In a second area, Phillips almost became a household name. The “Phillips Curve”, which he discovered in 1958, has been described as the most influential and productive macroeconomic idea in the post-war era. (“Macroeconomic” is the economist’s term for the economy as a whole.) What Phillips observed was a relationship between the level of unemployment and the rate of wage inflation. Its implication seemed to be, that inflation could be controlled by setting an appropriate level of unemployment.

However, experience has shown that the Phillips Curve phenomenon is much more complex that that. Many Ministers of Finance have found this out the hard way. with high unemployment and high inflation – we call this “stagflation”. Today there would be few professional economists who would accept the simple Phillips Curve hypothesis, although it remains popular among some businessmen and politicians. The real contribution of the Phillips Curve has been the rich economic theory which has developed out of it.

Such is its importance, that had he lived Phillips may well have been nominated for a Nobel prize on the strength of it alone. It may seem contrary that something which is wrong is considered so important but, after all, we do not condemn Columbus for failing to find India.

Phillips’s third great contribution was in the area of economic modelling, particularly in terms of controlling the economy. The simple lesson of his pioneering work was that not only is it crucial to have the right policies but also that they have to be implemented at the right time. The right policy implemented at the wrong time can make the economy worse.

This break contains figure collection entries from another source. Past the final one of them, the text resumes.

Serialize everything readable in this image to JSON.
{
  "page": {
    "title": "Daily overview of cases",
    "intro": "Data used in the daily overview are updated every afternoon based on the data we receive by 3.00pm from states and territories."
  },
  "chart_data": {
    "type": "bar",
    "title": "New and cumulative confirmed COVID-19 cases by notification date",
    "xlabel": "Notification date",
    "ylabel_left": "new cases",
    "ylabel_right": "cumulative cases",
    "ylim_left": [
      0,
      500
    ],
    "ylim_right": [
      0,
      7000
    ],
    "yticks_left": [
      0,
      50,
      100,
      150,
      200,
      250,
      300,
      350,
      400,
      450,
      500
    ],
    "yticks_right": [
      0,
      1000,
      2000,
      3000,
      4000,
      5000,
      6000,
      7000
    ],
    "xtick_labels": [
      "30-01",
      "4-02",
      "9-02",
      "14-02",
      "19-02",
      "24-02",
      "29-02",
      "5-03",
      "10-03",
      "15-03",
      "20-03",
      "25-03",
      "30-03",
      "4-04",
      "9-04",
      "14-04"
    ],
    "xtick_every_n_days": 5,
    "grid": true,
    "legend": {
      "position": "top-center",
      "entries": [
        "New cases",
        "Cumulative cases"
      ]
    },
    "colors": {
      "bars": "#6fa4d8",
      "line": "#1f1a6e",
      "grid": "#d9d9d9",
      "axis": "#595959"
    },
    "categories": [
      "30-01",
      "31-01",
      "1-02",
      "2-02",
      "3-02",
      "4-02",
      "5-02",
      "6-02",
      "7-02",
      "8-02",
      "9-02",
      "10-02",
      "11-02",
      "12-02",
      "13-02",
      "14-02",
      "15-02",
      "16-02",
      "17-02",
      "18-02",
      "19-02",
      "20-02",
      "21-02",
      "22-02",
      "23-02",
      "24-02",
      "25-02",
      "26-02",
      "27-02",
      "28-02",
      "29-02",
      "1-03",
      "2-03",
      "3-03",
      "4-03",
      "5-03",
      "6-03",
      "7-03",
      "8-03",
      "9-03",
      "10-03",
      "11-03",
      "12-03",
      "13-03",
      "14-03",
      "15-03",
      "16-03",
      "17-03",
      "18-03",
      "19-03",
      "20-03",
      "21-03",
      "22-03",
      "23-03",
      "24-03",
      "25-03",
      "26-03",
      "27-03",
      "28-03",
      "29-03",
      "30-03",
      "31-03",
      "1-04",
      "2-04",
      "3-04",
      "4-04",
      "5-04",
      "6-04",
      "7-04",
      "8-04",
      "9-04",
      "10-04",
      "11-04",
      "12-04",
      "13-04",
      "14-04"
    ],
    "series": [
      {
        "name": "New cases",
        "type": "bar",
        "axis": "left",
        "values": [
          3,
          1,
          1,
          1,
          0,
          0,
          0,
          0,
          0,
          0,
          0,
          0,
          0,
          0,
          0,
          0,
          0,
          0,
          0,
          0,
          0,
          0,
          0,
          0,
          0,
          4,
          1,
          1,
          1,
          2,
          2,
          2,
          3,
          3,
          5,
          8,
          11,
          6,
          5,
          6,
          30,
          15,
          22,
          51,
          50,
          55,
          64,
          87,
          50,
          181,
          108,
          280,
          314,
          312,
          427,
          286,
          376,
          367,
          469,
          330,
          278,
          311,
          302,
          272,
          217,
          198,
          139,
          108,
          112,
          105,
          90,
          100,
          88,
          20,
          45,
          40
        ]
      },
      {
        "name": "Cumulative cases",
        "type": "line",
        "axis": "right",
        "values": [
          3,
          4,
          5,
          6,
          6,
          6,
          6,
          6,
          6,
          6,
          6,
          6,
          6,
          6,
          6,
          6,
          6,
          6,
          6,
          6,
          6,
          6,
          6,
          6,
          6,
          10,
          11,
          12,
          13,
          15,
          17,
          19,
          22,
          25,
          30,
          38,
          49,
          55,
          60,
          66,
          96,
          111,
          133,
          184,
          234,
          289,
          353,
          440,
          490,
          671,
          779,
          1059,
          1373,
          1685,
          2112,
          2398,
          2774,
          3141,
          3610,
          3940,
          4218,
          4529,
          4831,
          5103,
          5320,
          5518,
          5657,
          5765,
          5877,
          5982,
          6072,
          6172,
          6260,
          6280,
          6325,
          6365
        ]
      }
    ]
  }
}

Alas, it is a lesson that toomany politicians have not understood. If I were limited to two words to assess almost every economic package introduced in New Zealand over the last decade, the two words would be “too late”. Political inertia and indecisiveness has been a major economic fault of our – and many other countries’ – economic management.

Bill Phillips did not become an academic until 1950, when he was 36, He was appointed to the prestigious Tooke Professorship in Economics at the London School of Economics in 1958 and to a research professorship at the Australian National University in 1967, Following a stroke. he retired to New Zealand in 1970, and devoted more time to his scholarly interest in China. including teaching a course in Chinese economic history at Auckland University. In March 1975 he suffered a fatal stroke, His wife, Valda Phillips. still lives in Auckland.

His death produced many warm tributes. Not least came from the four editors of his Festschrift a collection of essays by his academic colleagues to honour Phillips’s contribution to economics. They wrote:

New Zealanders are, however, proud of him not only because of his achievements but also because he was very much the kind of man they most admire. He was unpretentious and on the surface seemed to be an ordinary man; yet, he led no ordinary life. He was a modest man, but his modesty was based on innate self-confidence. He achieved greatness but without flamboyance, and his reputation rested on what he did, not on any gift for self-advertisement. He was an eclectic, skilled with his hands as well as his brain, enjoyed intellectual effort for its own sake and also enjoyed the finest in both Eastern and Western cultures. Finally, and most important for it is in line with the New Zealand worship of improvisation, he was an innovator who used techniques designed for one purpose to fulfil another and who, almost intuitively, seemed to reach solutions which others would have reached only by applying other men’s ideas.”